Lindstrom's group strongly supports the Harkin-Alexander amendment to the gun bill, which the Senate approved 95-2. The near-unanimous support for that measure sends a strong signal to other lawmakers and the behavioral healthcare community that there is still momentum in the Senate to bolster mental healthcare services in America this year. And that amendment, originally drafted as a bill in the Senate Health, Education, Labor and Pensions, or HELP, Committee—where Harkin serves as chairman and Alexander as ranking member—has a clearer path to passage, said Ingoglia of the National Council.
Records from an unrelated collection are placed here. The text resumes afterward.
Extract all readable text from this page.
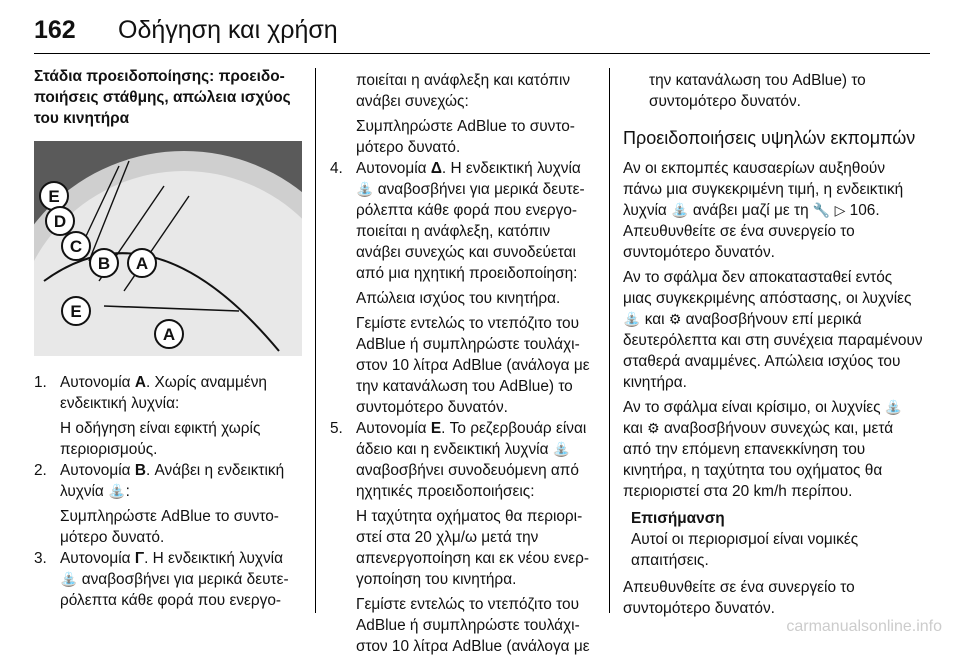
162 Οδήγηση και χρήση
Στάδια προειδοποίησης: προειδοποιήσεις στάθμης, απώλεια ισχύος του κινητήρα
E
D
C
B A
E
A
1. Αυτονομία A. Χωρίς αναμμένη ενδεικτική λυχνία:

Η οδήγηση είναι εφικτή χωρίς περιορισμούς.

2. Αυτονομία B. Ανάβει η ενδεικτική λυχνία ⛲:

Συμπληρώστε AdBlue το συντομότερο δυνατό.

3. Αυτονομία Γ. Η ενδεικτική λυχνία ⛲ αναβοσβήνει για μερικά δευτερόλεπτα κάθε φορά που ενεργο-

ποιείται η ανάφλεξη και κατόπιν ανάβει συνεχώς:

Συμπληρώστε AdBlue το συντομότερο δυνατό.

4. Αυτονομία Δ. Η ενδεικτική λυχνία ⛲ αναβοσβήνει για μερικά δευτερόλεπτα κάθε φορά που ενεργοποιείται η ανάφλεξη, κατόπιν ανάβει συνεχώς και συνοδεύεται από μια ηχητική προειδοποίηση:

Απώλεια ισχύος του κινητήρα.

Γεμίστε εντελώς το ντεπόζιτο του AdBlue ή συμπληρώστε τουλάχιστον 10 λίτρα AdBlue (ανάλογα με την κατανάλωση του AdBlue) το συντομότερο δυνατόν.

5. Αυτονομία E. Το ρεζερβουάρ είναι άδειο και η ενδεικτική λυχνία ⛲ αναβοσβήνει συνοδευόμενη από ηχητικές προειδοποιήσεις:

Η ταχύτητα οχήματος θα περιοριστεί στα 20 χλμ/ω μετά την απενεργοποίηση και εκ νέου ενεργοποίηση του κινητήρα.

Γεμίστε εντελώς το ντεπόζιτο του AdBlue ή συμπληρώστε τουλάχιστον 10 λίτρα AdBlue (ανάλογα με

την κατανάλωση του AdBlue) το συντομότερο δυνατόν.

Προειδοποιήσεις υψηλών εκπομπών

Αν οι εκπομπές καυσαερίων αυξηθούν πάνω μια συγκεκριμένη τιμή, η ενδεικτική λυχνία ⛲ ανάβει μαζί με τη 🔧 ▷ 106. Απευθυνθείτε σε ένα συνεργείο το συντομότερο δυνατόν.

Αν το σφάλμα δεν αποκατασταθεί εντός μιας συγκεκριμένης απόστασης, οι λυχνίες ⛲ και ⚙ αναβοσβήνουν επί μερικά δευτερόλεπτα και στη συνέχεια παραμένουν σταθερά αναμμένες. Απώλεια ισχύος του κινητήρα.

Αν το σφάλμα είναι κρίσιμο, οι λυχνίες ⛲ και ⚙ αναβοσβήνουν συνεχώς και, μετά από την επόμενη επανεκκίνηση του κινητήρα, η ταχύτητα του οχήματος θα περιοριστεί στα 20 km/h περίπου.

Επισήμανση
Αυτοί οι περιορισμοί είναι νομικές απαιτήσεις.

Απευθυνθείτε σε ένα συνεργείο το συντομότερο δυνατόν.

carmanualsonline.info
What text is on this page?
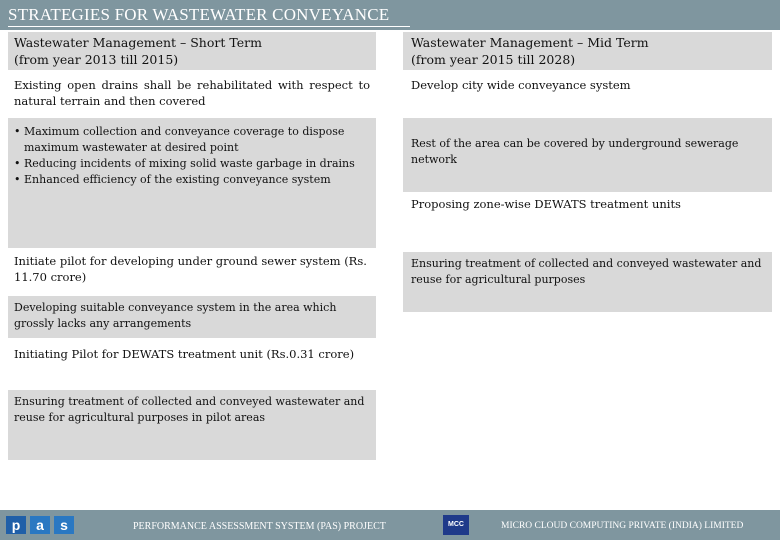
STRATEGIES FOR WASTEWATER CONVEYANCE

Wastewater Management – Short Term

(from year 2013 till 2015)

Existing open drains shall be rehabilitated with respect to natural terrain and then covered

• Maximum collection and conveyance coverage to dispose maximum wastewater at desired point
• Reducing incidents of mixing solid waste garbage in drains
• Enhanced efficiency of the existing conveyance system

Initiate pilot for developing under ground sewer system (Rs. 11.70 crore)

Developing suitable conveyance system in the area which grossly lacks any arrangements

Initiating Pilot for DEWATS treatment unit (Rs.0.31 crore)

Ensuring treatment of collected and conveyed wastewater and reuse for agricultural purposes in pilot areas

Wastewater Management – Mid Term

(from year 2015 till 2028)

Develop city wide conveyance system

Rest of the area can be covered by underground sewerage network

Proposing zone-wise DEWATS treatment units

Ensuring treatment of collected and conveyed wastewater and reuse for agricultural purposes

p	a	s	PERFORMANCE ASSESSMENT SYSTEM (PAS) PROJECT	MCC	MICRO CLOUD COMPUTING PRIVATE (INDIA) LIMITED
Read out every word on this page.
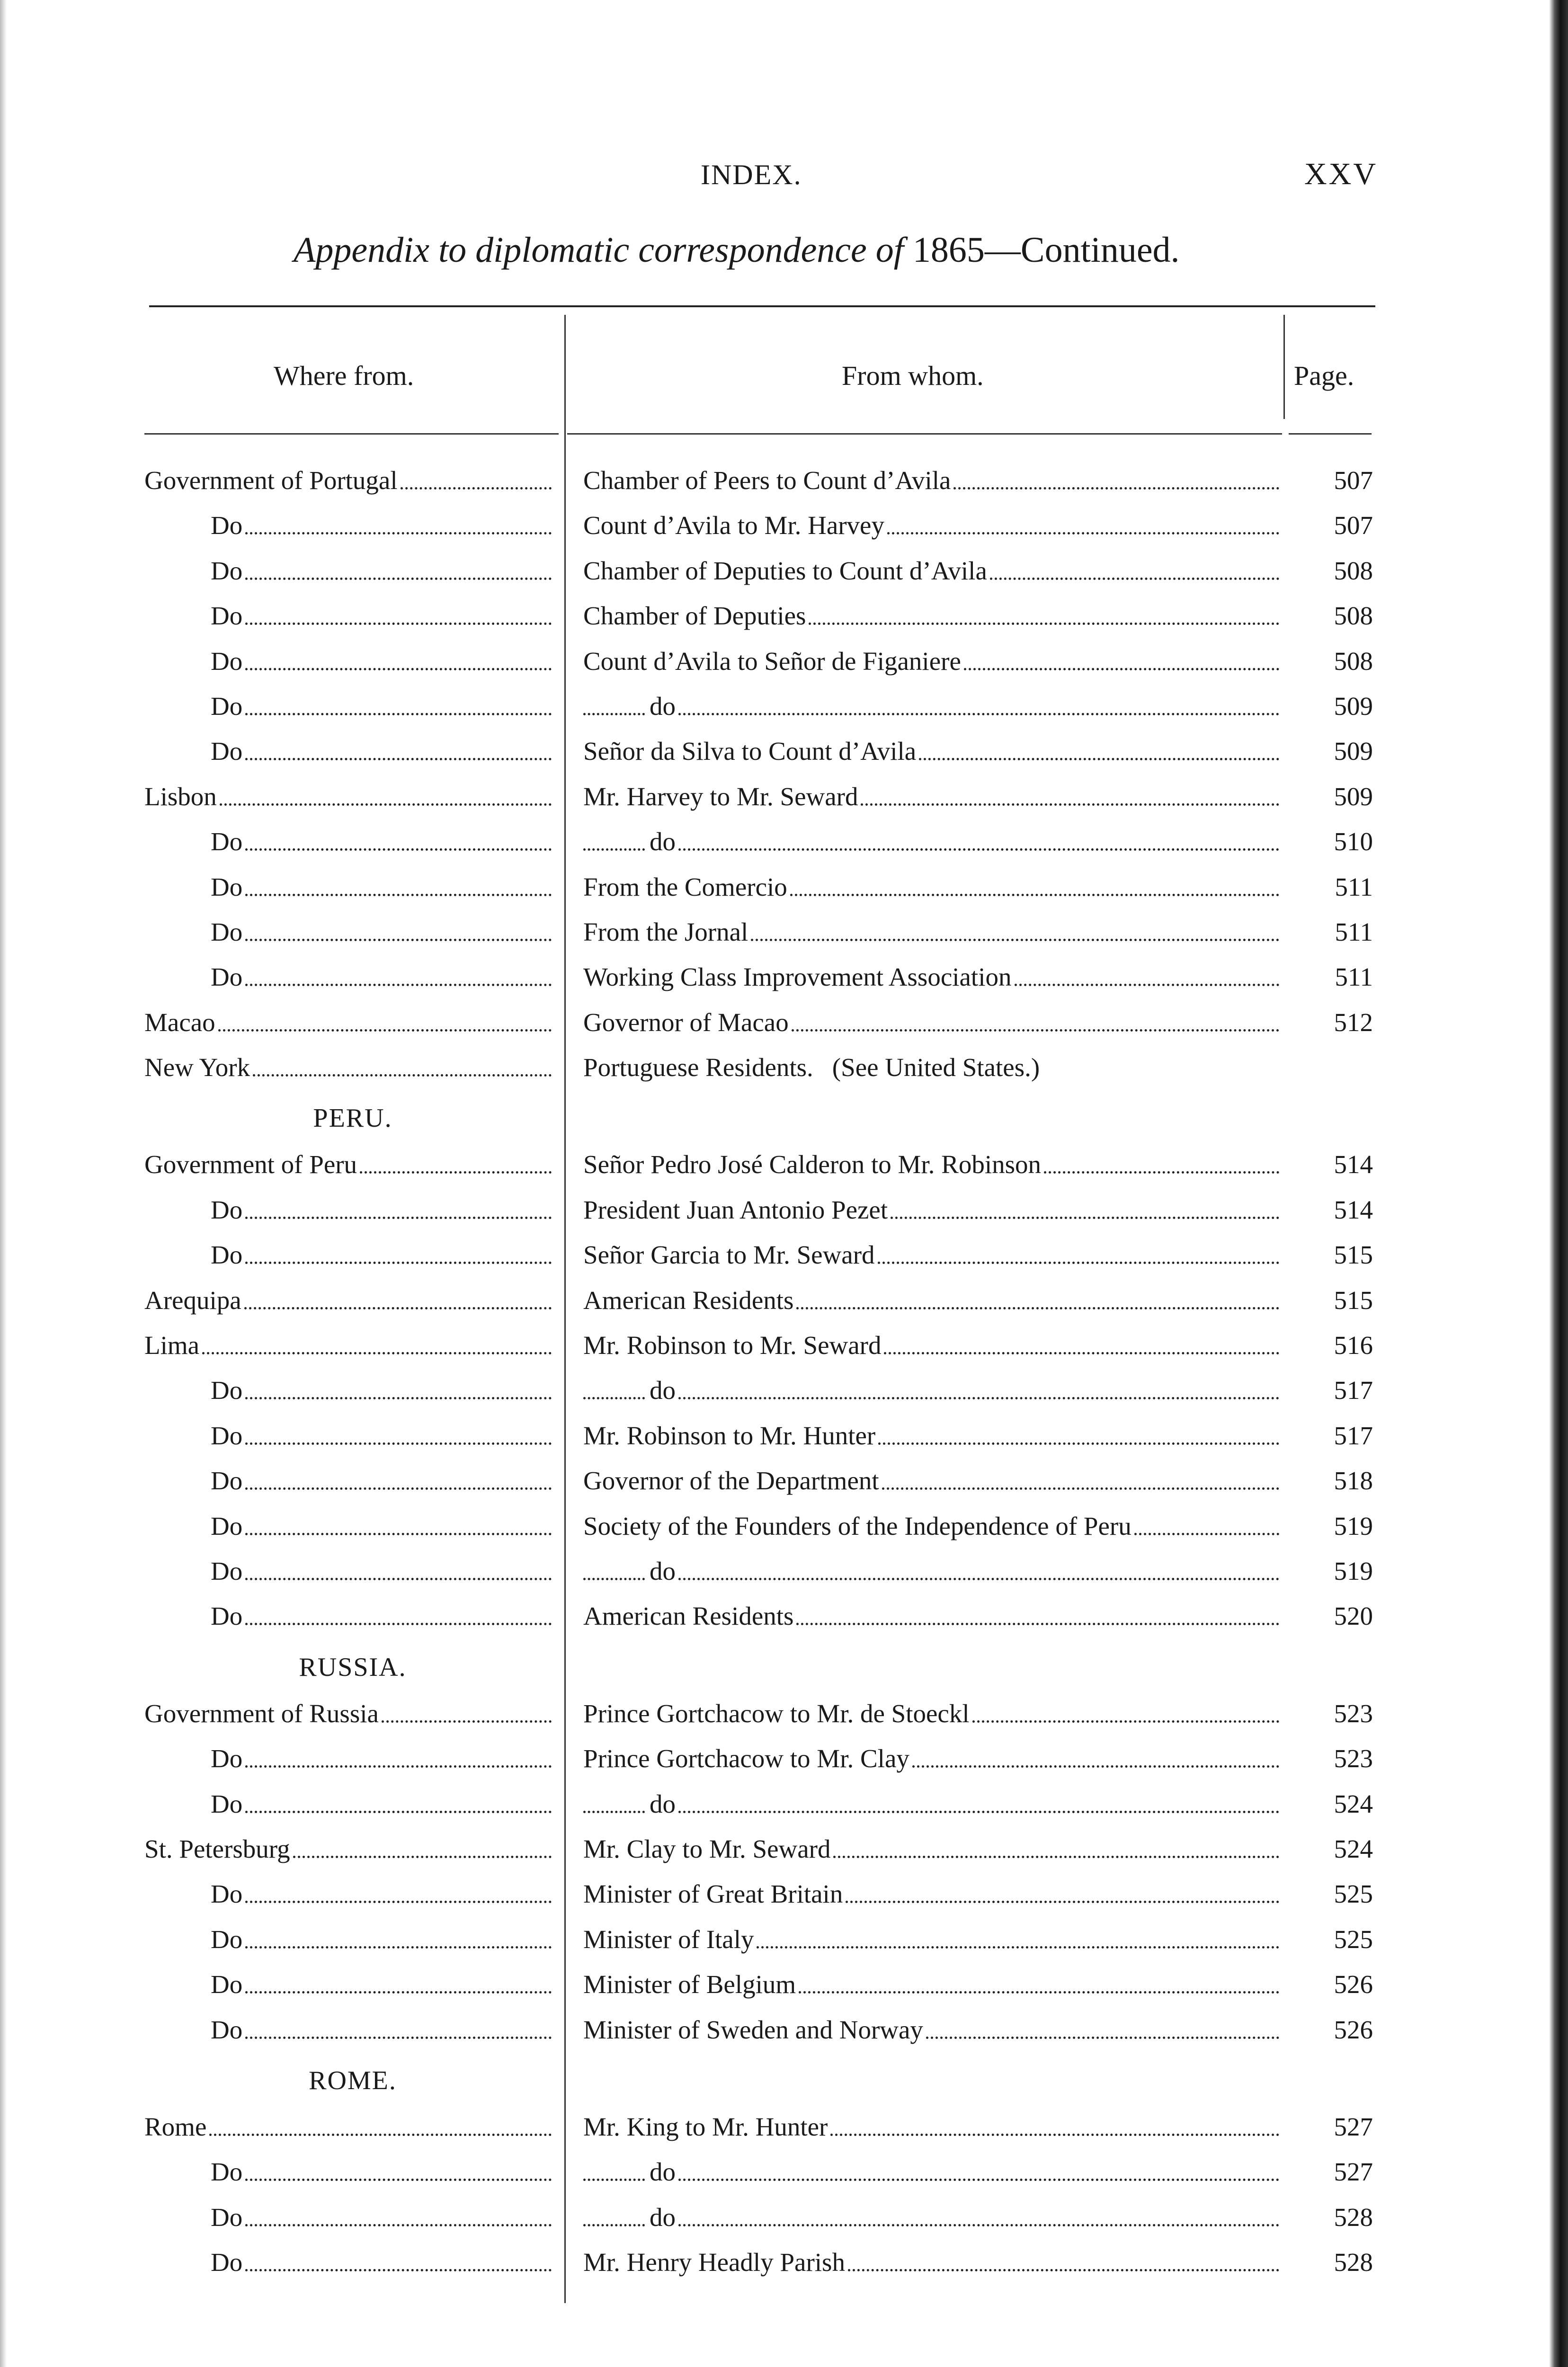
INDEX.	XXV
Appendix to diplomatic correspondence of 1865—Continued.
Where from.	From whom.	Page.
Government of Portugal	Chamber of Peers to Count d’Avila	507
Do	Count d’Avila to Mr. Harvey	507
Do	Chamber of Deputies to Count d’Avila	508
Do	Chamber of Deputies	508
Do	Count d’Avila to Señor de Figaniere	508
Do	do	509
Do	Señor da Silva to Count d’Avila	509
Lisbon	Mr. Harvey to Mr. Seward	509
Do	do	510
Do	From the Comercio	511
Do	From the Jornal	511
Do	Working Class Improvement Association	511
Macao	Governor of Macao	512
New York	Portuguese Residents. (See United States.)
PERU.
Government of Peru	Señor Pedro José Calderon to Mr. Robinson	514
Do	President Juan Antonio Pezet	514
Do	Señor Garcia to Mr. Seward	515
Arequipa	American Residents	515
Lima	Mr. Robinson to Mr. Seward	516
Do	do	517
Do	Mr. Robinson to Mr. Hunter	517
Do	Governor of the Department	518
Do	Society of the Founders of the Independence of Peru	519
Do	do	519
Do	American Residents	520
RUSSIA.
Government of Russia	Prince Gortchacow to Mr. de Stoeckl	523
Do	Prince Gortchacow to Mr. Clay	523
Do	do	524
St. Petersburg	Mr. Clay to Mr. Seward	524
Do	Minister of Great Britain	525
Do	Minister of Italy	525
Do	Minister of Belgium	526
Do	Minister of Sweden and Norway	526
ROME.
Rome	Mr. King to Mr. Hunter	527
Do	do	527
Do	do	528
Do	Mr. Henry Headly Parish	528
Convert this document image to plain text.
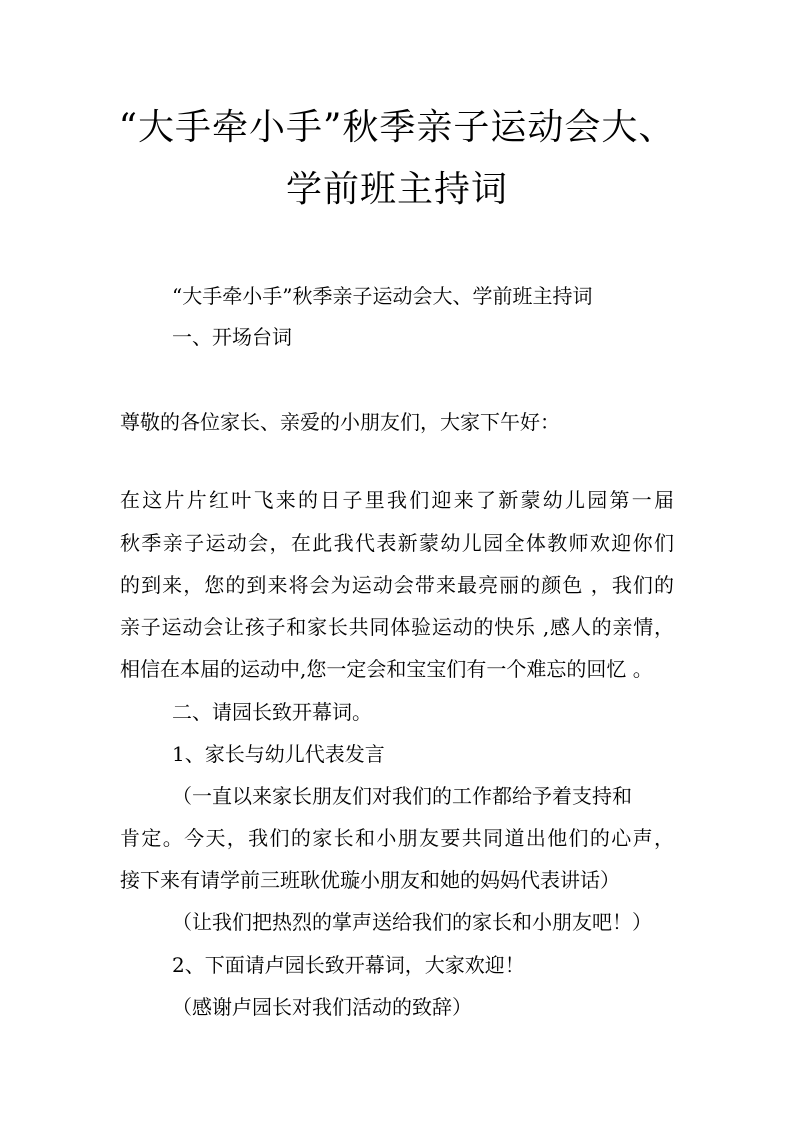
“大手牵小手”秋季亲子运动会大、
学前班主持词
“大手牵小手”秋季亲子运动会大、学前班主持词
一、开场台词
尊敬的各位家长、亲爱的小朋友们，大家下午好：
在这片片红叶飞来的日子里我们迎来了新蒙幼儿园第一届
秋季亲子运动会，在此我代表新蒙幼儿园全体教师欢迎你们
的到来，您的到来将会为运动会带来最亮丽的颜色 ，我们的
亲子运动会让孩子和家长共同体验运动的快乐 ,感人的亲情，
相信在本届的运动中,您一定会和宝宝们有一个难忘的回忆 。
二、请园长致开幕词。
1、家长与幼儿代表发言
（一直以来家长朋友们对我们的工作都给予着支持和
肯定。今天，我们的家长和小朋友要共同道出他们的心声，
接下来有请学前三班耿优璇小朋友和她的妈妈代表讲话）
（让我们把热烈的掌声送给我们的家长和小朋友吧！）
2、下面请卢园长致开幕词，大家欢迎！
（感谢卢园长对我们活动的致辞）
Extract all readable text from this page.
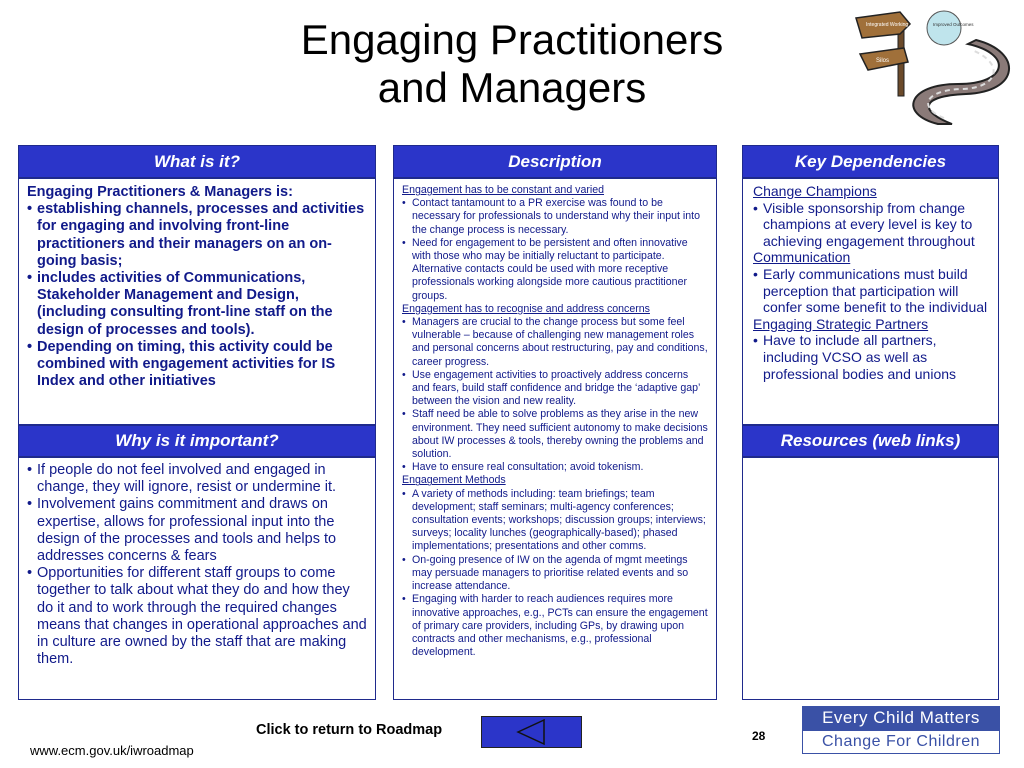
Engaging Practitioners
and Managers
Integrated Working	Improved Outcomes
Silos
What is it?
Engaging Practitioners & Managers is:
• establishing channels, processes and activities for engaging and involving front-line practitioners and their managers on an on-going basis;
• includes activities of Communications, Stakeholder Management and Design, (including consulting front-line staff on the design of processes and tools).
• Depending on timing, this activity could be combined with engagement activities for IS Index and other initiatives
Why is it important?
• If people do not feel involved and engaged in change, they will ignore, resist or undermine it.
• Involvement gains commitment and draws on expertise, allows for professional input into the design of the processes and tools and helps to addresses concerns & fears
• Opportunities for different staff groups to come together to talk about what they do and how they do it and to work through the required changes means that changes in operational approaches and in culture are owned by the staff that are making them.
Description
Engagement has to be constant and varied
• Contact tantamount to a PR exercise was found to be necessary for professionals to understand why their input into the change process is necessary.
• Need for engagement to be persistent and often innovative with those who may be initially reluctant to participate. Alternative contacts could be used with more receptive professionals working alongside more cautious practitioner groups.
Engagement has to recognise and address concerns
• Managers are crucial to the change process but some feel vulnerable – because of challenging new management roles and personal concerns about restructuring, pay and conditions, career progress.
• Use engagement activities to proactively address concerns and fears, build staff confidence and bridge the ‘adaptive gap’ between the vision and new reality.
• Staff need be able to solve problems as they arise in the new environment. They need sufficient autonomy to make decisions about IW processes & tools, thereby owning the problems and solution.
• Have to ensure real consultation; avoid tokenism.
Engagement Methods
• A variety of methods including: team briefings; team development; staff seminars; multi-agency conferences; consultation events; workshops; discussion groups; interviews; surveys; locality lunches (geographically-based); phased implementations; presentations and other comms.
• On-going presence of IW on the agenda of mgmt meetings may persuade managers to prioritise related events and so increase attendance.
• Engaging with harder to reach audiences requires more innovative approaches, e.g., PCTs can ensure the engagement of primary care providers, including GPs, by drawing upon contracts and other mechanisms, e.g., professional development.
Key Dependencies
Change Champions
• Visible sponsorship from change champions at every level is key to achieving engagement throughout
Communication
• Early communications must build perception that participation will confer some benefit to the individual
Engaging Strategic Partners
• Have to include all partners, including VCSO as well as professional bodies and unions
Resources (web links)
Click to return to Roadmap	28
www.ecm.gov.uk/iwroadmap
Every Child Matters
Change For Children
That's primarily because the legislation is a reauthorization bill for mental health services, also because it garnered such solid support from both Democrats and Republicans. Called the Mental Health Awareness and Improvement Act, Harkin and Alexander's amendment would reauthorize the Garrett Lee Smith Memorial Act to provide information and training for suicide prevention; grants to states, Indian tribes and not-for-profit private entities to train teachers and other personnel about the signs and symptoms of mental illness; and a National Child Traumatic Stress Initiative to support a network of child trauma centers that includes university, hospital and community-based centers as members.
Meanwhile, the amendment from Stabenow and Blunt that was tied to the stalled gun legislation would create criteria to establish federally qualified behavioral health centers, which would serve those with mental illnesses and addiction disorders through multidisciplinary, evidence-based screening, assessment, prevention and treatment, according to a summary from the National Council. It would also extend current Medicaid policy for federally qualified health centers and rural health clinics—which are reimbursed through a prospective payment system—to these new federally qualified behavioral health centers.
That payment strategy might prove a thorny issue, as the National Association of Medicaid Directors opposes it. In a letter to the Senate HELP Committee, the association's leaders wrote that Medicaid currently is required to reimburse federally qualified health centers per-visit based on cost. Consequently, the letter noted, states are facing problems incorporating FQHCs in care-improvement initiatives because of the Medicaid prospective payment system.
Matt Salo, executive director of NAMD, said in an interview that Stabenow's bill would create similar entities for behavioral health “and give them the same federally mandated, inflated, bloated payment rate. It is so many flavors of wrong, it doesn't make any sense.”
But Lindstrom of Mental Health America said he thinks the payment structure can be based on a prospective payment system and still be accountable for outcomes. Meanwhile, as his organization waits to see how and if these mental health bills resurface on Capitol Hill, they're also waiting for the Obama administration to launch a series of town hall meetings on mental healthcare.
Obama's gun-control strategy called for a “national dialogue” on the issue with HHS Secretary Kathleen Sebelius and Education Secretary Arne Duncan. Lindstrom said it appears that the White House has gotten 10 major cities to host the meetings throughout the rest of the year and expects an announcement in early May. The idea for those meetings, Lindstrom said, is to keep mental healthcare at the forefront in an effort to “remove the stigma, heighten the conversation, and result in better public policy.”